Bundestagswahl 2017: Blau ist keine Farbe für Gewerkschafter*innen

Die AfD und die Bundestagswahl 2017

Die Wahlerfolge der AfD in den letzten drei Jahren waren enorm: Bundesweit zog sie in 13 Landesparlamente ein und versucht nun auch in den Bundestag zu gelangen. Das Strategiepapier „Manifest 2017“ gibt als Ziel aus, man wolle 70 bis 80 Mandate erreichen. Die aktuellen Prognosen sprechen dagegen. Momentan bewegt sich die AfD zwischen sechs und neun Prozent. Ob es für den Bundestag reicht, werden die Wähler*innen am 24. September 2017 entscheiden – auch auf Gewerkschafter*innen kommt es an.

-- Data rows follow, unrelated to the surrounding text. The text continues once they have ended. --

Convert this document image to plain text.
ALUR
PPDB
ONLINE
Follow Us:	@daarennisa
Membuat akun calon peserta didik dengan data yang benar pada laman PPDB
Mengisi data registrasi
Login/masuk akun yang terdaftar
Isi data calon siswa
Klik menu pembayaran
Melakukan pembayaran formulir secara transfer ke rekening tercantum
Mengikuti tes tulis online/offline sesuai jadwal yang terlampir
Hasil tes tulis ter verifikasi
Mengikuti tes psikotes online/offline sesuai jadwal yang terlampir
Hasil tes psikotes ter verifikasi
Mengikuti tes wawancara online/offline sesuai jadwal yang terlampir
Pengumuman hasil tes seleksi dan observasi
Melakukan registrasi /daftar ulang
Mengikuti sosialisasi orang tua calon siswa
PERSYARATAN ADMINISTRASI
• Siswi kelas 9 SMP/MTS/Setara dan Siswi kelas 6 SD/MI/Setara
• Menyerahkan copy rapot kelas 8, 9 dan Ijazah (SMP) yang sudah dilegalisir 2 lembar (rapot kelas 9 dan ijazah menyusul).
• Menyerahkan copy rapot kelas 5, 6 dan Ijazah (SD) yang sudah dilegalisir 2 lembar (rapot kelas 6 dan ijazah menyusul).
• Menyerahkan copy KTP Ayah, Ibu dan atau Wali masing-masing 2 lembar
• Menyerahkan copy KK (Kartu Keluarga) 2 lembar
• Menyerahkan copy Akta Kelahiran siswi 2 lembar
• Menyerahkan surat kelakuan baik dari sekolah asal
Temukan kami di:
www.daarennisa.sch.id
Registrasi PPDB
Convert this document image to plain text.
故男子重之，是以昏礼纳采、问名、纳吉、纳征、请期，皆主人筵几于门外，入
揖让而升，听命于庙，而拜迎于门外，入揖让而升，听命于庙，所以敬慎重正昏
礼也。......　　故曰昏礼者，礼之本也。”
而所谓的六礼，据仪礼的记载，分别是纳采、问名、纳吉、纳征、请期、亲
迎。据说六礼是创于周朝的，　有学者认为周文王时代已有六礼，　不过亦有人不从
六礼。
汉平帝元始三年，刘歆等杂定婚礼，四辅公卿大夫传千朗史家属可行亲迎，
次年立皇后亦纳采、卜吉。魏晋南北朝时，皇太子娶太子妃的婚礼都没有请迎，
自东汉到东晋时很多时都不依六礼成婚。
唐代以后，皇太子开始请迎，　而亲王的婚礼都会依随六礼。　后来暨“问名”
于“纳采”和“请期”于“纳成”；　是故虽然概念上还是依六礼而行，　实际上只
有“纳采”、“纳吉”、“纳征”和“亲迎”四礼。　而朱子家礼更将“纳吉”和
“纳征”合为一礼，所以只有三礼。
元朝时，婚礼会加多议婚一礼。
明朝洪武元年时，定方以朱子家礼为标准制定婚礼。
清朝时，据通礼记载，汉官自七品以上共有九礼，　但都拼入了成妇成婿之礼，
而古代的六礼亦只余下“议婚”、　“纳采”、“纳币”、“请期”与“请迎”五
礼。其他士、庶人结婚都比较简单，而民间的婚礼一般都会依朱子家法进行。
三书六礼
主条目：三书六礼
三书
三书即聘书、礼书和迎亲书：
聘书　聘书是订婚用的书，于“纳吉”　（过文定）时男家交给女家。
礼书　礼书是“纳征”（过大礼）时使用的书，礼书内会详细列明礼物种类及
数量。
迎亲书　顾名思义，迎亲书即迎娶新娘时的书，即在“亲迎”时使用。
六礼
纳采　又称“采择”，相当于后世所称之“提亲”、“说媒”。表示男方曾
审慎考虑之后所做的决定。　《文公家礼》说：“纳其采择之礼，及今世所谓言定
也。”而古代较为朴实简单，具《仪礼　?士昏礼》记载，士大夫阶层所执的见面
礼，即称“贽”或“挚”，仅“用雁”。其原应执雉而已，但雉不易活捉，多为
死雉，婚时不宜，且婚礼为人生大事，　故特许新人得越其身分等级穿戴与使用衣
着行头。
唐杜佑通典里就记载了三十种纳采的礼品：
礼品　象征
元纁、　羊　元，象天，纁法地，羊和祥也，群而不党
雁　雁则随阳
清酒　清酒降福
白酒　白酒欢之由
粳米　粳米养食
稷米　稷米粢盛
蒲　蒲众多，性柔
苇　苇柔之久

Die Alterntive für Deutschland (AfD) entpuppte sich seit ihrer Gründung als Partei, die zuerst gegen den Euro antrat, neoliberale Positionen formulierte und sich schließlich in der Öffentlichkeit als rechte Alternative anbot, sich selbst aber ausdrücklich immer wieder im demokratischen Parteienspektrum verortete. Seit dem Ausscheiden von Bernd Lucke und 4.000 seiner Unterstützer*innen vollzog die Partei einen stetigen Wandel, der besonders die Öffentlichkeitsarbeit betraf.
Galt Bernd Lucke noch als rhetorisch gemäßigt, war nach dem Essener Parteitag im Juni 2015 eine neue AfD mit dem Spitzenduo Frauke Petry und Jörg Meuthen zu erkennen: Sie demonstrierte gegen „die da oben“, sie provozierte über die sozialen Netzwerke und sah sich als „fundamental-oppositionelle Partei“, die den „Kampf um Deutschland“ annahm. Mag dieses Auftreten für reichlich mediale Aufmerksamkeit gesorgt haben, änderte sich kaum etwas n der inhaltlichen Ausrichtung.
Das Grundsatzprogramm von Stuttgart, das zum 1. Mai 2016 beschlossen wurde, enthielt eine Weltanschauung, die sich deutlich an autoritären, elitären und neoliberalen Positionen orientierte und nationalistisch umrahmt wurde. Darüber gab und gibt es in der Partei einen breiten Konsens, den weder die jüngsten Austritte der letzten Monate kritisierten noch der gern als gemäßigt geltende Lucke-Flügel anzweifelt. Trotz dieses programmatischen Konsenses trat ab den Landtagswahlen 2016 eine Anomalie auf: Die neoliberale und elitäre Partei wurde von Arbeiter*innen überdurchschnittlich häufig gewählt. Und das bei allen Landtagswahlen.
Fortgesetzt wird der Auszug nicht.